THE INTELLECTUAL’S BARGAIN: The New York Review of Books quotes from Terry Teachout’s introduction to the 50th anniversary edition of Norman Podhoretz’s Making It:
But Making It is never more memorable than when it describes its author’s belated discovery of “the brutal bargain” to which he was introduced by “Mrs. K.,” a Brooklyn schoolteacher who took him in hand and showed him that the precocious but rough-edged son of working-class Jews from Galicia could aspire to greater things—so long as he turned his back on the ghettoized life of his émigré parents and donned the genteel manners of her own class. Not until much later did he realize that the bargain she offered him went even deeper than that:
She was saying that because I was a talented boy, a better class of people stood ready to admit me into their ranks. But only on one condition: I had to signify by my general deportment that I acknowledged them as superior to the class of people among whom I happened to have been born…. what I did not understand, not in the least then and not for a long time afterward, was that in matters having to do with “art” and “culture” (the “life of the mind,” as I learned to call it at Columbia), I was being offered the very same brutal bargain and accepting it with the wildest enthusiasm.

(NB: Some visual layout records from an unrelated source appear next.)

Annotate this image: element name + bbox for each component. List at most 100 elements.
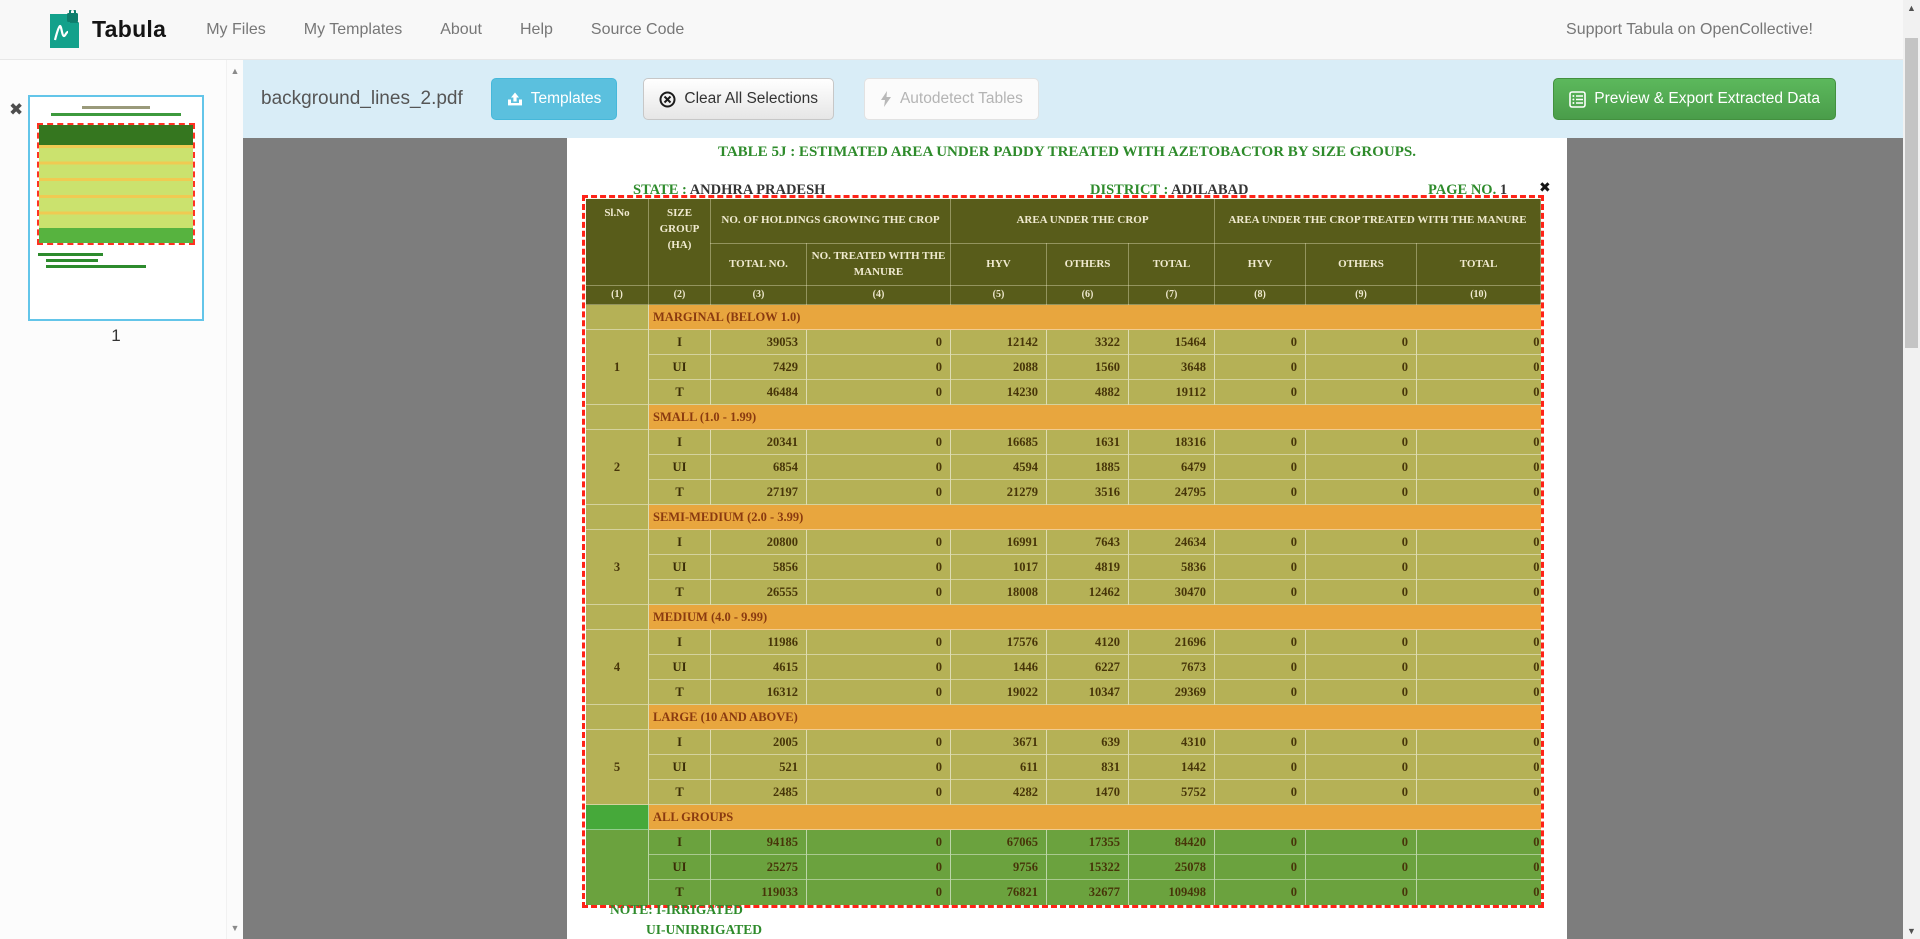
group-slno-cell [586, 605, 649, 630]
selection-close-icon[interactable]: ✖ [1539, 180, 1551, 196]
value-cell: 21279 [951, 480, 1047, 505]
table-row: UI68540459418856479000 [586, 455, 1541, 480]
value-cell: 17355 [1047, 830, 1129, 855]
value-cell: 46484 [711, 380, 807, 405]
table-header-cell: NO. TREATED WITH THE MANURE [807, 244, 951, 286]
table-header-cell: TOTAL [1129, 244, 1215, 286]
table-colnum-cell: (6) [1047, 286, 1129, 305]
value-cell: 19022 [951, 680, 1047, 705]
value-cell: 16991 [951, 530, 1047, 555]
value-cell: 2485 [711, 780, 807, 805]
thumbnail-table-rows [39, 145, 193, 228]
group-label-cell: SEMI-MEDIUM (2.0 - 3.99) [649, 505, 1541, 530]
value-cell: 0 [807, 780, 951, 805]
value-cell: 76821 [951, 880, 1047, 905]
thumbnail-title-line [82, 106, 151, 109]
table-row: T46484014230488219112000 [586, 380, 1541, 405]
table-selection-box[interactable]: Sl.NoSIZE GROUP (HA)NO. OF HOLDINGS GROW… [582, 195, 1544, 908]
value-cell: 0 [807, 330, 951, 355]
pdf-viewer: TABLE 5J : ESTIMATED AREA UNDER PADDY TR… [243, 138, 1903, 939]
value-cell: 1446 [951, 655, 1047, 680]
value-cell: 25275 [711, 855, 807, 880]
sidebar-scroll-down-icon[interactable]: ▼ [227, 923, 243, 933]
value-cell: 0 [1215, 630, 1306, 655]
pdf-page[interactable]: TABLE 5J : ESTIMATED AREA UNDER PADDY TR… [567, 138, 1567, 939]
clear-all-selections-button[interactable]: Clear All Selections [643, 78, 834, 120]
sidebar-scrollbar[interactable]: ▲ ▼ [226, 60, 243, 939]
value-cell: 0 [1215, 730, 1306, 755]
value-cell: 18008 [951, 580, 1047, 605]
group-label-row: ALL GROUPS [586, 805, 1541, 830]
window-scrollbar-thumb[interactable] [1905, 38, 1918, 348]
value-cell: 2005 [711, 730, 807, 755]
value-cell: 1470 [1047, 780, 1129, 805]
table-header-cell: HYV [951, 244, 1047, 286]
row-label-cell: UI [649, 655, 711, 680]
table-row: 4I11986017576412021696000 [586, 630, 1541, 655]
row-label-cell: T [649, 380, 711, 405]
value-cell: 0 [1306, 430, 1417, 455]
value-cell: 0 [1417, 430, 1541, 455]
value-cell: 0 [1417, 680, 1541, 705]
templates-button[interactable]: Templates [491, 78, 618, 120]
window-scroll-up-icon[interactable]: ▲ [1903, 3, 1920, 13]
value-cell: 0 [1306, 780, 1417, 805]
value-cell: 0 [1215, 880, 1306, 905]
nav-link-support[interactable]: Support Tabula on OpenCollective! [1566, 21, 1813, 39]
value-cell: 18316 [1129, 430, 1215, 455]
value-cell: 14230 [951, 380, 1047, 405]
value-cell: 0 [1306, 530, 1417, 555]
value-cell: 0 [1215, 830, 1306, 855]
nav-item-my-templates[interactable]: My Templates [304, 21, 402, 39]
value-cell: 5752 [1129, 780, 1215, 805]
value-cell: 0 [807, 530, 951, 555]
value-cell: 3516 [1047, 480, 1129, 505]
preview-export-button[interactable]: Preview & Export Extracted Data [1553, 78, 1836, 120]
remove-page-icon[interactable]: ✖ [9, 100, 23, 120]
group-slno-cell [586, 705, 649, 730]
table-row: UI25275097561532225078000 [586, 855, 1541, 880]
value-cell: 0 [807, 855, 951, 880]
value-cell: 0 [1306, 455, 1417, 480]
table-row: 3I20800016991764324634000 [586, 530, 1541, 555]
table-row: 2I20341016685163118316000 [586, 430, 1541, 455]
table-colnum-row: (1)(2)(3)(4)(5)(6)(7)(8)(9)(10) [586, 286, 1541, 305]
value-cell: 1017 [951, 555, 1047, 580]
group-label-cell: MEDIUM (4.0 - 9.99) [649, 605, 1541, 630]
value-cell: 39053 [711, 330, 807, 355]
value-cell: 5836 [1129, 555, 1215, 580]
nav-items: My Files My Templates About Help Source Code [206, 21, 722, 39]
value-cell: 0 [1306, 380, 1417, 405]
value-cell: 0 [1417, 355, 1541, 380]
nav-item-about[interactable]: About [440, 21, 482, 39]
value-cell: 0 [1417, 330, 1541, 355]
value-cell: 0 [1306, 555, 1417, 580]
nav-item-source-code[interactable]: Source Code [591, 21, 684, 39]
window-scroll-down-icon[interactable]: ▼ [1903, 926, 1920, 936]
value-cell: 4120 [1047, 630, 1129, 655]
window-scrollbar[interactable]: ▲ ▼ [1903, 0, 1920, 939]
page-thumbnail[interactable] [28, 95, 204, 321]
table-row: UI58560101748195836000 [586, 555, 1541, 580]
value-cell: 7673 [1129, 655, 1215, 680]
value-cell: 4594 [951, 455, 1047, 480]
slno-cell: 3 [586, 530, 649, 605]
value-cell: 0 [807, 630, 951, 655]
nav-item-my-files[interactable]: My Files [206, 21, 266, 39]
group-label-cell: SMALL (1.0 - 1.99) [649, 405, 1541, 430]
group-label-cell: ALL GROUPS [649, 805, 1541, 830]
value-cell: 0 [1215, 330, 1306, 355]
table-header-cell: OTHERS [1047, 244, 1129, 286]
value-cell: 0 [1306, 755, 1417, 780]
value-cell: 4819 [1047, 555, 1129, 580]
table-colnum-cell: (8) [1215, 286, 1306, 305]
value-cell: 25078 [1129, 855, 1215, 880]
sidebar-scroll-up-icon[interactable]: ▲ [227, 66, 243, 76]
value-cell: 0 [1215, 455, 1306, 480]
value-cell: 0 [1215, 355, 1306, 380]
value-cell: 0 [1306, 680, 1417, 705]
table-header-cell: OTHERS [1306, 244, 1417, 286]
nav-item-help[interactable]: Help [520, 21, 553, 39]
value-cell: 30470 [1129, 580, 1215, 605]
value-cell: 5856 [711, 555, 807, 580]
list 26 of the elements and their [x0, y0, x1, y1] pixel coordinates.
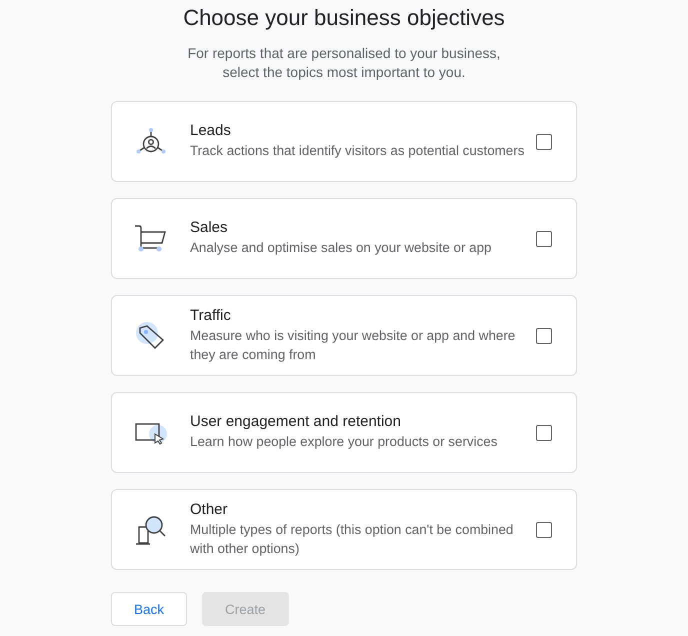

So he did, and he never seriously doubted that he had done the only thing possible by making himself over into an alumnus of Columbia and Cambridge and a member of the educated, art-loving upper middle class. At the same time, though, he never forgot what he had lost by doing so, having acquired in the process “a distaste for the surroundings in which I was bred, and ultimately (God forgive me) even for many of the people I loved.” Neither did his mother, who in later years would look with wonderment at “this strange creature, her son” and mutter, “I should have made him for a dentist.”
Which is a pretty neat summary of the elites in academia and those who make the sausage for the DNC-MSM, actually.